Shortcuts started out in the winter of 2014-15 as Workflow by DeskConnect. Apple bought it in 2017, and it became Shortcuts the following year, when it was integrated into Siri in iOS 12. Its arrival in macOS 12 was announced at WWDC this year (2021), as the successor to Automator, although Apple intends supporting both for the time being.

shortcuts1

While Shortcuts on macOS can run AppleScript and shell scripts, the mechanisms involved in Shortcuts’ actions are completely different from AppleScript and Automator. For an app to support all three well requires it to present four different interfaces: one for the user in the GUI, AppleEvents, Automator actions, and now Shortcuts actions.
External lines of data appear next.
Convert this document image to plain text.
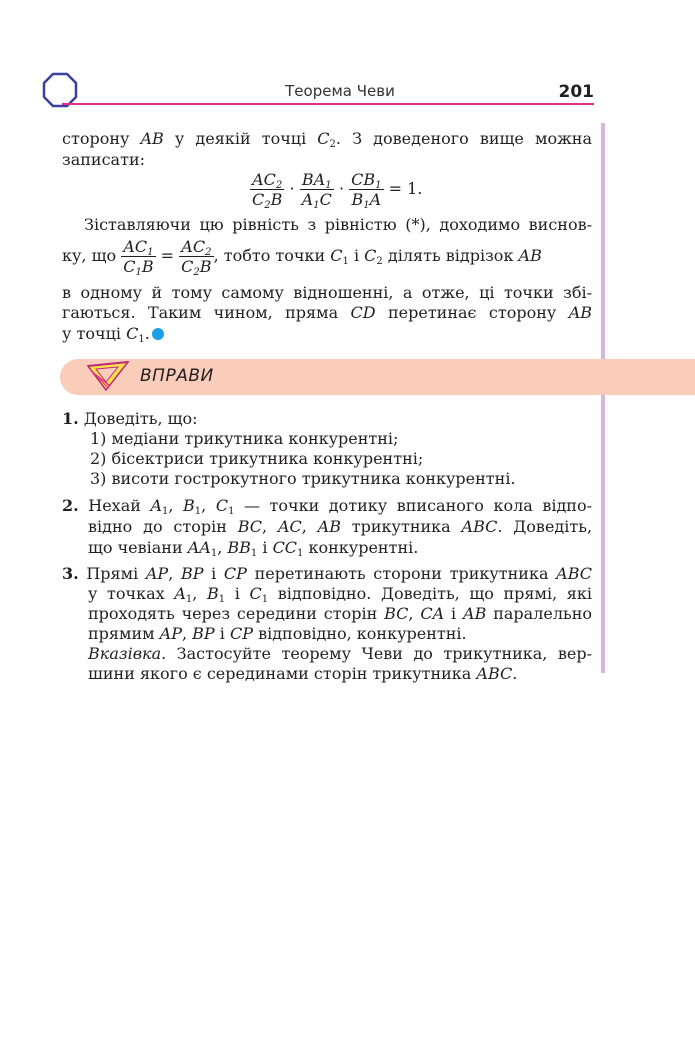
Теорема Чеви	201
сторону AB у деякій точці $C_2$. З доведеного вище можна
записати:
$\frac{AC_2}{C_2B} \cdot \frac{BA_1}{A_1C} \cdot \frac{CB_1}{B_1A} = 1$.
Зіставляючи цю рівність з рівністю (*), доходимо виснов-
ку, що $\frac{AC_1}{C_1B} = \frac{AC_2}{C_2B}$ , тобто точки $C_1$ і $C_2$ ділять відрізок AB
в одному й тому самому відношенні, а отже, ці точки збі-
гаються. Таким чином, пряма CD перетинає сторону AB
у точці $C_1$.
ВПРАВИ
1. Доведіть, що:
1) медіани трикутника конкурентні;
2) бісектриси трикутника конкурентні;
3) висоти гострокутного трикутника конкурентні.
2. Нехай $A_1$, $B_1$, $C_1$ — точки дотику вписаного кола відпо-
відно до сторін BC, AC, AB трикутника ABC. Доведіть,
що чевіани $AA_1$, $BB_1$ і $CC_1$ конкурентні.
3. Прямі AP, BP і CP перетинають сторони трикутника ABC
у точках $A_1$, $B_1$ і $C_1$ відповідно. Доведіть, що прямі, які
проходять через середини сторін BC, CA і AB паралельно
прямим AP, BP і CP відповідно, конкурентні.
Вказівка. Застосуйте теорему Чеви до трикутника, вер-
шини якого є серединами сторін трикутника ABC.
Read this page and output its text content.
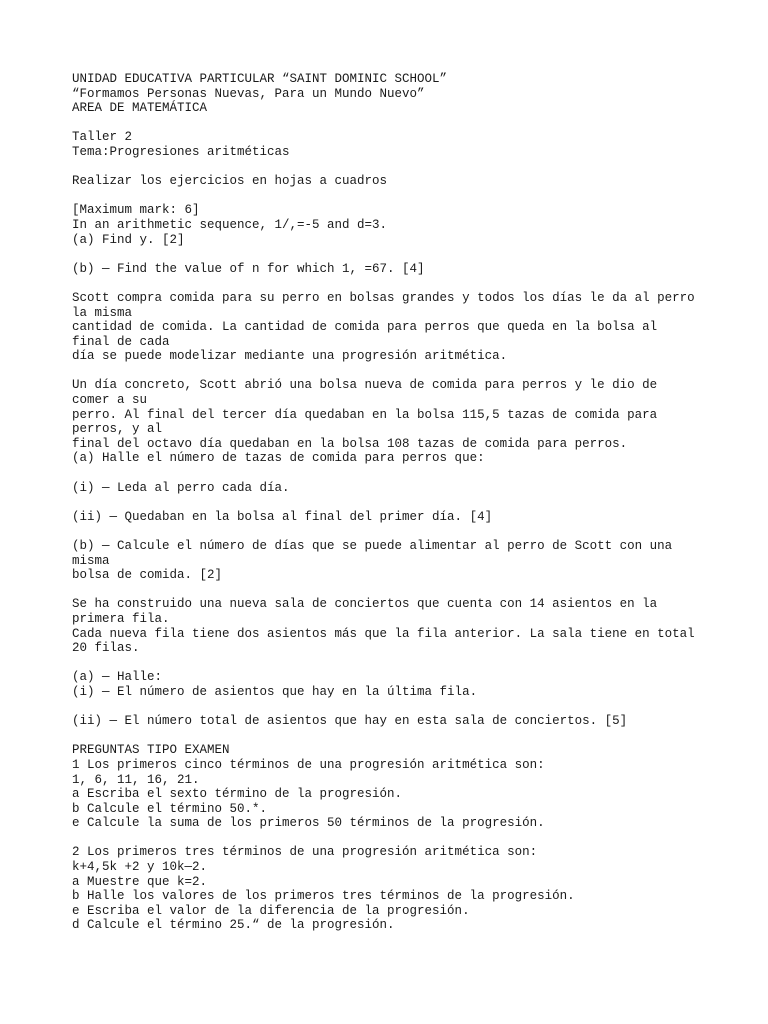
UNIDAD EDUCATIVA PARTICULAR “SAINT DOMINIC SCHOOL”
“Formamos Personas Nuevas, Para un Mundo Nuevo”
AREA DE MATEMÁTICA
Taller 2
Tema:Progresiones aritméticas
Realizar los ejercicios en hojas a cuadros
[Maximum mark: 6]
In an arithmetic sequence, 1/,=-5 and d=3.
(a) Find y. [2]
(b) — Find the value of n for which 1, =67. [4]
Scott compra comida para su perro en bolsas grandes y todos los días le da al perro
la misma
cantidad de comida. La cantidad de comida para perros que queda en la bolsa al
final de cada
día se puede modelizar mediante una progresión aritmética.
Un día concreto, Scott abrió una bolsa nueva de comida para perros y le dio de
comer a su
perro. Al final del tercer día quedaban en la bolsa 115,5 tazas de comida para
perros, y al
final del octavo día quedaban en la bolsa 108 tazas de comida para perros.
(a) Halle el número de tazas de comida para perros que:
(i) — Leda al perro cada día.
(ii) — Quedaban en la bolsa al final del primer día. [4]
(b) — Calcule el número de días que se puede alimentar al perro de Scott con una
misma
bolsa de comida. [2]
Se ha construido una nueva sala de conciertos que cuenta con 14 asientos en la
primera fila.
Cada nueva fila tiene dos asientos más que la fila anterior. La sala tiene en total
20 filas.
(a) — Halle:
(i) — El número de asientos que hay en la última fila.
(ii) — El número total de asientos que hay en esta sala de conciertos. [5]
PREGUNTAS TIPO EXAMEN
1 Los primeros cinco términos de una progresión aritmética son:
1, 6, 11, 16, 21.
a Escriba el sexto término de la progresión.
b Calcule el término 50.*.
e Calcule la suma de los primeros 50 términos de la progresión.
2 Los primeros tres términos de una progresión aritmética son:
k+4,5k +2 y 10k—2.
a Muestre que k=2.
b Halle los valores de los primeros tres términos de la progresión.
e Escriba el valor de la diferencia de la progresión.
d Calcule el término 25.“ de la progresión.
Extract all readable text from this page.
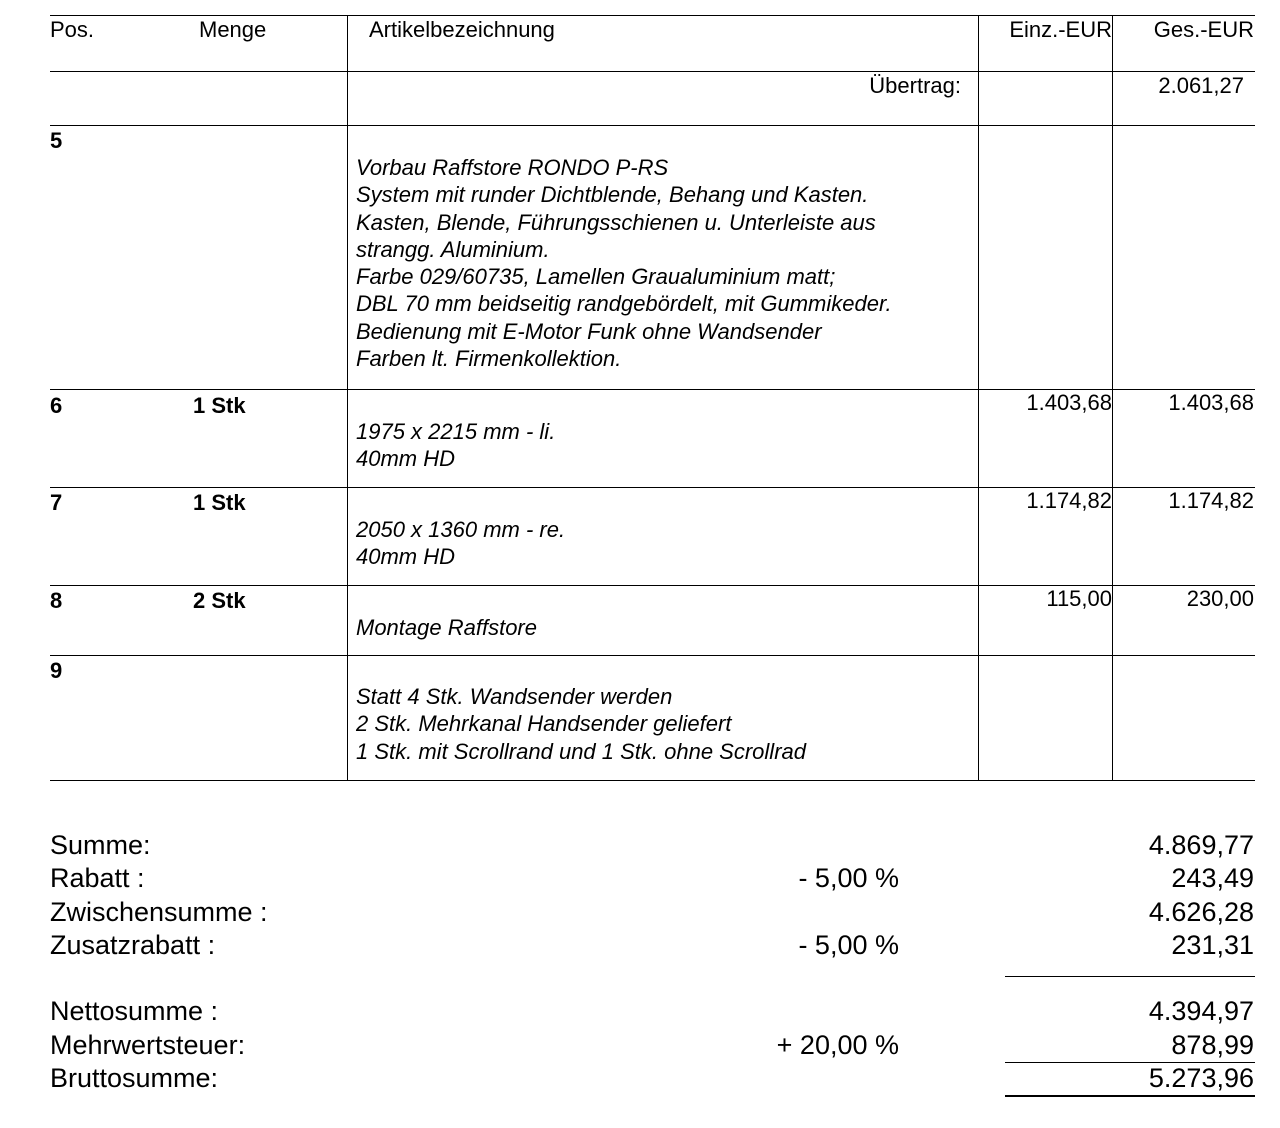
Pos.	Menge	Artikelbezeichnung	Einz.-EUR	Ges.-EUR
Übertrag:	2.061,27
5
Vorbau Raffstore RONDO P-RS
System mit runder Dichtblende, Behang und Kasten.
Kasten, Blende, Führungsschienen u. Unterleiste aus
strangg. Aluminium.
Farbe 029/60735, Lamellen Graualuminium matt;
DBL 70 mm beidseitig randgebördelt, mit Gummikeder.
Bedienung mit E-Motor Funk ohne Wandsender
Farben lt. Firmenkollektion.
6	1 Stk	1.403,68	1.403,68
1975 x 2215 mm - li.
40mm HD
7	1 Stk	1.174,82	1.174,82
2050 x 1360 mm - re.
40mm HD
8	2 Stk	115,00	230,00
Montage Raffstore
9
Statt 4 Stk. Wandsender werden
2 Stk. Mehrkanal Handsender geliefert
1 Stk. mit Scrollrand und 1 Stk. ohne Scrollrad
Summe:	4.869,77
Rabatt :	- 5,00 %	243,49
Zwischensumme :	4.626,28
Zusatzrabatt :	- 5,00 %	231,31
Nettosumme :	4.394,97
Mehrwertsteuer:	+ 20,00 %	878,99
Bruttosumme:	5.273,96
Four months after WWDC, Apple has released precious little documentation for developers; indeed, what it has produced in Xcode to date states that the interface required to support Shortcuts isn’t generally available in macOS 12, but is confined to Catalyst apps, which contradicts presentations given at WWDC, which stated clearly that Shortcuts was supported in AppKit, which is generally accessible. As a result, for most third-party developers Shortcuts support is unlikely to be feasible with the release of Monterey, and the only support is going to come in macOS itself and Apple’s own apps, much of which is still based on Shortcuts in iOS and iPadOS.

Over the coming weeks, I’m going to be looking in more detail at what Shortcuts on macOS has to offer both the user and the developer. Wish us luck!